Whenever you have a tendon or ligament problem or pain, Gallbladder 34 is the point you should go for. GB34 is best for all types of issues related to tendons and ligaments.

Acupoint: Bl-54 (Other Names: Urinary Bladder-54/Zhi Bian/Order's Limit)

Here is another excellent point for sciatic pain. It is located near the sacrum and on the left and right sides of the spine's end. It is about 3 cun (4 fingers' width, excluding the thumb) lateral to the lower border (GV line) at the level of the 4th posterior sacral foramen (S4). This point is useful for sciatica pain, especially if the pain radiates along the leg's posterior aspect. It also helps activate the meridian, strengthens the lower back, alleviates pain, muscular atrophy, numbness, and motor impairment of the lower extremities.

Acupoint: Bl-37 (Other Names: Urinary Bladder-37/Yin Men/Gate of Abundance)

You can find this point on the posterior thigh, in the depression between the hamstrings, 6 cun (8 fingers' width, excluding the thumb) below Chengfu (Bl-36). It is easier to locate Bl-36 first because it is the midpoint of the fold of the buttock.  Bl-37 is perfect for strengthening the spine and alleviates pain, especially lower back pain, sciatic pain, local hamstring, thigh, and leg pain. It is a very practical acupoint for sciatica or paralysis of the legs.

Acupoint: Bl-40 (Other Names: Urinary Bladder-40/Wei Zhong/Middle of the Crook)

BL40 is a unique acupoint that extracts heat from the channel. Acupoints that clear heat from the channel are beneficial for pain-related problems. BL40 can help relieve a sore throat, headache, toothache, foot pain, back pain, sciatic pain, hip pain, and knee pain.

You can find it in the center of the crease that marks the back of the knee between the tendons of biceps femoris and semi tendinosis.

Acupoint: Bl-57 (Other Names: Urinary Bladder-57/Cheng Shan/Support the Mountain)
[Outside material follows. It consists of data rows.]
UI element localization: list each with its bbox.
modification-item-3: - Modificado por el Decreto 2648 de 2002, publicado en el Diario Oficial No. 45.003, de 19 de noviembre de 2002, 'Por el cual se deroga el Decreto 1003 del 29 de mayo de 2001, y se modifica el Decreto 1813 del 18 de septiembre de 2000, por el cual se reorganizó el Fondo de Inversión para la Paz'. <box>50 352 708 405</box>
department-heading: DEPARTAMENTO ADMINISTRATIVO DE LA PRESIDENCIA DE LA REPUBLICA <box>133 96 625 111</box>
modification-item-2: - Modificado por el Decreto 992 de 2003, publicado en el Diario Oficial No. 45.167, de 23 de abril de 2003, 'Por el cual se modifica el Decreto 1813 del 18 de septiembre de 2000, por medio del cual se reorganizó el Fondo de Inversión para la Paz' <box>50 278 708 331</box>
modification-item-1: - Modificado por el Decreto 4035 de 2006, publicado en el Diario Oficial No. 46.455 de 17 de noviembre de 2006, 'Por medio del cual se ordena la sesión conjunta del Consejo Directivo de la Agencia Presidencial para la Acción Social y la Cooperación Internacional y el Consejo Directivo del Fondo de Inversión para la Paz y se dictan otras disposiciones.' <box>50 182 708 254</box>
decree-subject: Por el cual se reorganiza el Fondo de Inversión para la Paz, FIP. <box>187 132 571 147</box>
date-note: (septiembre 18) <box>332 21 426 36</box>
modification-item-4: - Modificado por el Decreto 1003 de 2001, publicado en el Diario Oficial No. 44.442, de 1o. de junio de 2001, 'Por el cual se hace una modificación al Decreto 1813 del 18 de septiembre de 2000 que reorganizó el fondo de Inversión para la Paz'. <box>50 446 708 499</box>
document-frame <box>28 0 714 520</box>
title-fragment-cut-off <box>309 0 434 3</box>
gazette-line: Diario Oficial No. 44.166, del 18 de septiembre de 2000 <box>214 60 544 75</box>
This point is located on the lower leg's posterior midline, halfway between Bl-40 and Bl-60. This acupoint is at the depression that appears under the gastrocnemius muscle when you straighten the calf and lift the heel.

BL57 is the perfect acupuncture point for hemorrhoid pain and helps relieve constipation, sciatica, and lower leg pain.
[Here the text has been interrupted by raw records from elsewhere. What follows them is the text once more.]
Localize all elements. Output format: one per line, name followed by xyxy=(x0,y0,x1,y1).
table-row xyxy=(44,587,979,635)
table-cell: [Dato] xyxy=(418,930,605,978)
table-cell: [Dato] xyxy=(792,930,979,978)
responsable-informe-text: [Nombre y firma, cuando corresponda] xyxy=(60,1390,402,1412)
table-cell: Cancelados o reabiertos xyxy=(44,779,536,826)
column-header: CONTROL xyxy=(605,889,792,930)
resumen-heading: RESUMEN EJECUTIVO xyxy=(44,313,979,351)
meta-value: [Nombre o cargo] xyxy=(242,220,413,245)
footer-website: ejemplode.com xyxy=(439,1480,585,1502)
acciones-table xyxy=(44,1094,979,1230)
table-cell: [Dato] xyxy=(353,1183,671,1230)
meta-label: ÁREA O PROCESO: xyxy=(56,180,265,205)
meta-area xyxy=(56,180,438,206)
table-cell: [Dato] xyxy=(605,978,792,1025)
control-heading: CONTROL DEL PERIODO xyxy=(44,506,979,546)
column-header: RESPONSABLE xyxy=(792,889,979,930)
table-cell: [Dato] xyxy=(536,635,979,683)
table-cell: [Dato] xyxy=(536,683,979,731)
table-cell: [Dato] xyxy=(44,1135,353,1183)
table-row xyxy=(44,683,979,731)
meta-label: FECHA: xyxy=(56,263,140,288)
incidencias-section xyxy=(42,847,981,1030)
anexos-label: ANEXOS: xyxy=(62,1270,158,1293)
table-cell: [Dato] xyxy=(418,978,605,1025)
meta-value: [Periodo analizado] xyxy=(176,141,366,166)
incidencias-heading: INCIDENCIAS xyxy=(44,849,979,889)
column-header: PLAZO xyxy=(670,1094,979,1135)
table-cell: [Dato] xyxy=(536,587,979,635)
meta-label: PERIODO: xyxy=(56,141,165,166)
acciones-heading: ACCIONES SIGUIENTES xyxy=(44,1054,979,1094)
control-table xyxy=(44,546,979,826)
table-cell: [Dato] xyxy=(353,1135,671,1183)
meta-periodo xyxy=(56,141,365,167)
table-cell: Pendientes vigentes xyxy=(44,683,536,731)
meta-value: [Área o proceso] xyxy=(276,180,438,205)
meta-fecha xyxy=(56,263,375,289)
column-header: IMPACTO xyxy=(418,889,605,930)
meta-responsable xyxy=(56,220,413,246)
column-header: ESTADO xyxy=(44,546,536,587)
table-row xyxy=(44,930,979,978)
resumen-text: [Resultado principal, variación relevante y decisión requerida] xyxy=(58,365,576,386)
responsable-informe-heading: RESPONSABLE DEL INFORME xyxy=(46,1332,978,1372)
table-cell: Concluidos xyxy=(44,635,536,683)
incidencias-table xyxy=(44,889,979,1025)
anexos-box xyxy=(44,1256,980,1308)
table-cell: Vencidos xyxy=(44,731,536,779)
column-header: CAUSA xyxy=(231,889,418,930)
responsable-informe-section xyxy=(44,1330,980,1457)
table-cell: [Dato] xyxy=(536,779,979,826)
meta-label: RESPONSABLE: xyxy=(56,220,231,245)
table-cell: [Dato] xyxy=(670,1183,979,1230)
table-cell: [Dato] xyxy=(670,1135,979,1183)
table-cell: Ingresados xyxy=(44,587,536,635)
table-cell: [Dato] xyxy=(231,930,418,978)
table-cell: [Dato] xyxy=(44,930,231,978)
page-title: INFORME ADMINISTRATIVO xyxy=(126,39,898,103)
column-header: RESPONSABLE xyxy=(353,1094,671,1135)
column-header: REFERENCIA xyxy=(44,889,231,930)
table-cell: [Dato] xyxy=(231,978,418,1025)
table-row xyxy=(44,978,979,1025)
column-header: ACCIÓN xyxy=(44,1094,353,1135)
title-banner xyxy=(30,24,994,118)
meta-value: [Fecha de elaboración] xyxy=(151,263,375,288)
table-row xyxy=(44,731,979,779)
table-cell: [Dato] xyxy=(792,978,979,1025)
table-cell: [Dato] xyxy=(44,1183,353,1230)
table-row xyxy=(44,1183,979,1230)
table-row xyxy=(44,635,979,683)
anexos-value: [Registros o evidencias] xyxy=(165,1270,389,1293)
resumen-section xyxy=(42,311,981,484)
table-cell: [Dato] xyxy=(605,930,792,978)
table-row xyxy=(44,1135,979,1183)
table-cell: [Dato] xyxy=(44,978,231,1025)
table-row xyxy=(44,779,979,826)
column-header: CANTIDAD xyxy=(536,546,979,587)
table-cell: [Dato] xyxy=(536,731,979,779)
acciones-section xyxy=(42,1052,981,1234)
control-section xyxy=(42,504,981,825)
Acupoint: Bl-60 (Other Names: Urinary Bladder-60/Kun Lun/Kunlun Mountains)

This point is situated in a depression midway between the tip of the external ankle bone and the Achilles tendon's outer edge.

It is a powerful point for alleviating pain in any region of the spine and improves chronic lower back pain or lower limbs' numbness.

Try Ear Seeds For Sciatic Pain

I also found this technique known as ear seed or ear acupressure to help sciatic pain. For this, you would require small black seeds of the Vaccaria plant, which you can put on your ear over specific acupressure points using an adhesive tape. The seeds stimulate the acupoint in the ears by exerting mild pressure and offer relief from sciatic pain. You can find out more about the benefits of Ear Seeds here.

The Final Verdict

So, does acupuncture work for sciatic pain? It certainly did help in my case. My body is still sensitive to cold and dampness, and I continue to use the DIY acupuncture or Acupressure technique at home as a strengthening and preventive measure. This way, my body stays completely pain-free and supple, I don't get colds, have good stamina, and am happy, and I wish the same to you!